After his return, as a sympathizer of Wolff's philosophy he came into renewed conflict with the Jesuits of the Jesuit College of Ingolstadt. The dispute had already flared before his trip to Italy. The Jesuits, who dominated the university, confiscated a copy of Johann Paul Reinhard's "Introduction to the history of the states of Europe" on the grounds that it was heretical, and banned him from teaching. Lori refused to recognize the ban, saying he held his post from the Elector, not from the Jesuits. In July 1750 he wrote to his friend Andreas Felix von Oefele complaining of the lack of true scholarship at the university. The disputes escalated and eventually led to him being forced to leave the university in 1752. His friends managed to get him appointed a Councillor in Munich.[1]

In 1752 Lori was appointed to the Mint and Mining College in Munich.[5] In the summer of 1755 he made a long trip to the Austrian states and central Germany. He found Prague disappointing, but was impressed by Berlin and Potsdam. In Leipzig he was admitted to the Society of Liberal Arts. In 1756 he traveled extensively in Switzerland on official business, returning the next year. He then began to plan the establishment of an academy similar to those he had seen on North Germany, based on the work of the earlier Parnassus boicus society of Munich.[1]

Maximilian III Joseph founding the Bavarian Academy of Sciences and Humanities (Staatskanzlei in Munich)
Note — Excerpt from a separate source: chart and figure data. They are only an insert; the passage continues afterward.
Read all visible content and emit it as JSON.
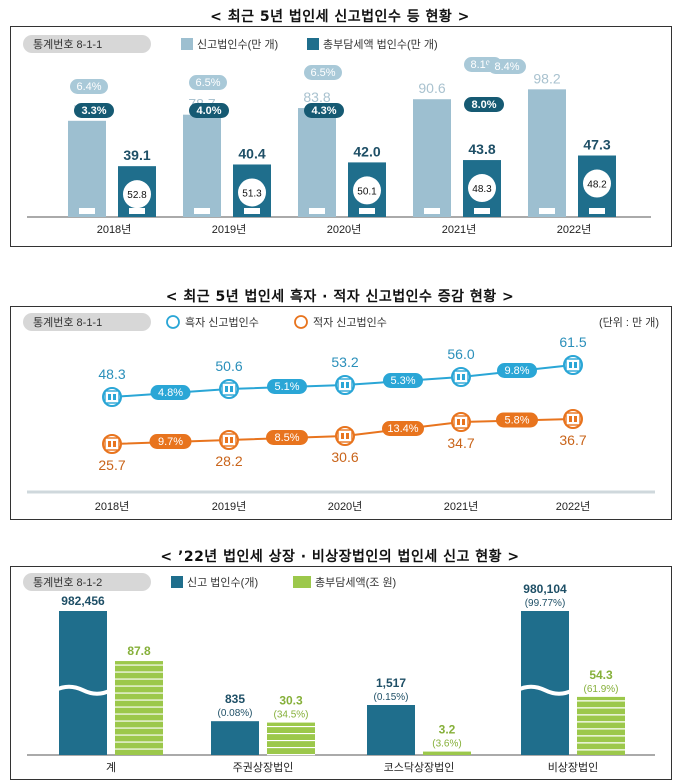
{
  "chart_data": [
    {
      "type": "bar",
      "title": "< 최근 5년 법인세 신고법인수 등 현황 >",
      "stat_code": "통계번호 8-1-1",
      "categories": [
        "2018년",
        "2019년",
        "2020년",
        "2021년",
        "2022년"
      ],
      "series": [
        {
          "name": "신고법인수(만 개)",
          "values": [
            74.0,
            78.7,
            83.8,
            90.6,
            98.2
          ],
          "growth_labels": [
            "6.4%",
            "6.5%",
            "6.5%",
            "8.1%",
            "8.4%"
          ]
        },
        {
          "name": "총부담세액 법인수(만 개)",
          "values": [
            39.1,
            40.4,
            42.0,
            43.8,
            47.3
          ],
          "growth_labels": [
            "3.3%",
            "4.0%",
            "4.3%",
            "8.0%"
          ],
          "share_labels": [
            "52.8",
            "51.3",
            "50.1",
            "48.3",
            "48.2"
          ]
        }
      ],
      "colors": {
        "filed": "#9dbfd0",
        "taxed": "#1f6e8c",
        "pill_light": "#a9c9d8",
        "pill_dark": "#165a73"
      }
    },
    {
      "type": "line",
      "title": "< 최근 5년 법인세 흑자 · 적자 신고법인수 증감 현황 >",
      "stat_code": "통계번호 8-1-1",
      "unit": "(단위 : 만 개)",
      "categories": [
        "2018년",
        "2019년",
        "2020년",
        "2021년",
        "2022년"
      ],
      "series": [
        {
          "name": "흑자 신고법인수",
          "values": [
            48.3,
            50.6,
            53.2,
            56.0,
            61.5
          ],
          "growth_labels": [
            "4.8%",
            "5.1%",
            "5.3%",
            "9.8%"
          ]
        },
        {
          "name": "적자 신고법인수",
          "values": [
            25.7,
            28.2,
            30.6,
            34.7,
            36.7
          ],
          "growth_labels": [
            "9.7%",
            "8.5%",
            "13.4%",
            "5.8%"
          ]
        }
      ],
      "colors": {
        "surplus": "#2aa6d6",
        "deficit": "#e8741e"
      }
    },
    {
      "type": "bar",
      "title": "< ’22년 법인세 상장 · 비상장법인의 법인세 신고 현황 >",
      "stat_code": "통계번호 8-1-2",
      "categories": [
        "계",
        "주권상장법인",
        "코스닥상장법인",
        "비상장법인"
      ],
      "series": [
        {
          "name": "신고 법인수(개)",
          "values": [
            982456,
            835,
            1517,
            980104
          ],
          "labels": [
            "982,456",
            "835",
            "1,517",
            "980,104"
          ],
          "share_labels": [
            "",
            "(0.08%)",
            "(0.15%)",
            "(99.77%)"
          ]
        },
        {
          "name": "총부담세액(조 원)",
          "values": [
            87.8,
            30.3,
            3.2,
            54.3
          ],
          "labels": [
            "87.8",
            "30.3",
            "3.2",
            "54.3"
          ],
          "share_labels": [
            "",
            "(34.5%)",
            "(3.6%)",
            "(61.9%)"
          ]
        }
      ],
      "colors": {
        "count": "#1f6e8c",
        "tax": "#9cc84b"
      }
    }
  ]
}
Lori put great effort into the establishment of the Bavarian Academy of Sciences and Humanities. On 12 October 1758 he founded the Bayerische Gelehrte Gesellschaft (Bavarian Scholarly Society) in Munich. The first president was the Chairman of the Mint and Mining Commission, Sigmund von Haimhausen, who brought the society to the attention of the court and the Elector. Within six months the society had 88 members. On 28 March 1759 Maximilian III Joseph, Elector of Bavaria, signed the founding charter, which was confirmed on 25 June 1759. The charter specifically mentioned the earlier Bavarian learned society, the Parnassus Boicus, which had published a learned journal until 1740.[6] In the new Academy Lori held the important position of secretary until 1761.[7] Other founding members were provost Franz Töpsl, Andreas Felix von Oefele and Johann Georg Dominicus von Linprun.[8]

The Academy was soon the object of attacks from the Jesuits and their allies. On 27 March 1761 Lori was relieved of his position as secretary.[1] He was involved with the peace negotiations with Prussia in 1762-63 at the end of the Seven Years' War.[5] In 1764 he was a member of the Bavarian delegation to Frankfurt for the imperial election. After his return he was given charge of the public electoral archives.[1] In 1768 Lori became a member of the Privy Council and foreign affairs adviser.[3] On 23 July 1773 Pope Clement XIV dissolved the Jesuits. Lori was given the job of taking over the Bavarian archives, which he undertook tactfully. In 1776 he was appointed to supervise the Faculty of Law at the University of Ingolstadt. After the Elector Maximilian III Joseph died on 30 December 1777, the Austrians raised claims over territories in Lower Bavaria. Lori was employed in secret investigations and discussions over the claims during the War of the Bavarian Succession (July 1778 – 21 May 1779).[1]

Lori was dismissed on 12 June 1779, shortly after the signature of the peace treaty. Charles Theodore, Elector of Bavaria relieved him of his office and he retired to Neuburg an der Donau. He died there on 23 March 1787 of a chest infection, aged 63.[1]

Lori published several historical works. His History of Lechrain appeared in 1765. Count Sigmund von Haimhausen, the leader of the mint and mining industry in Bavaria, let Lori write on the historical development of Bavarian mining law and mining.[9][10]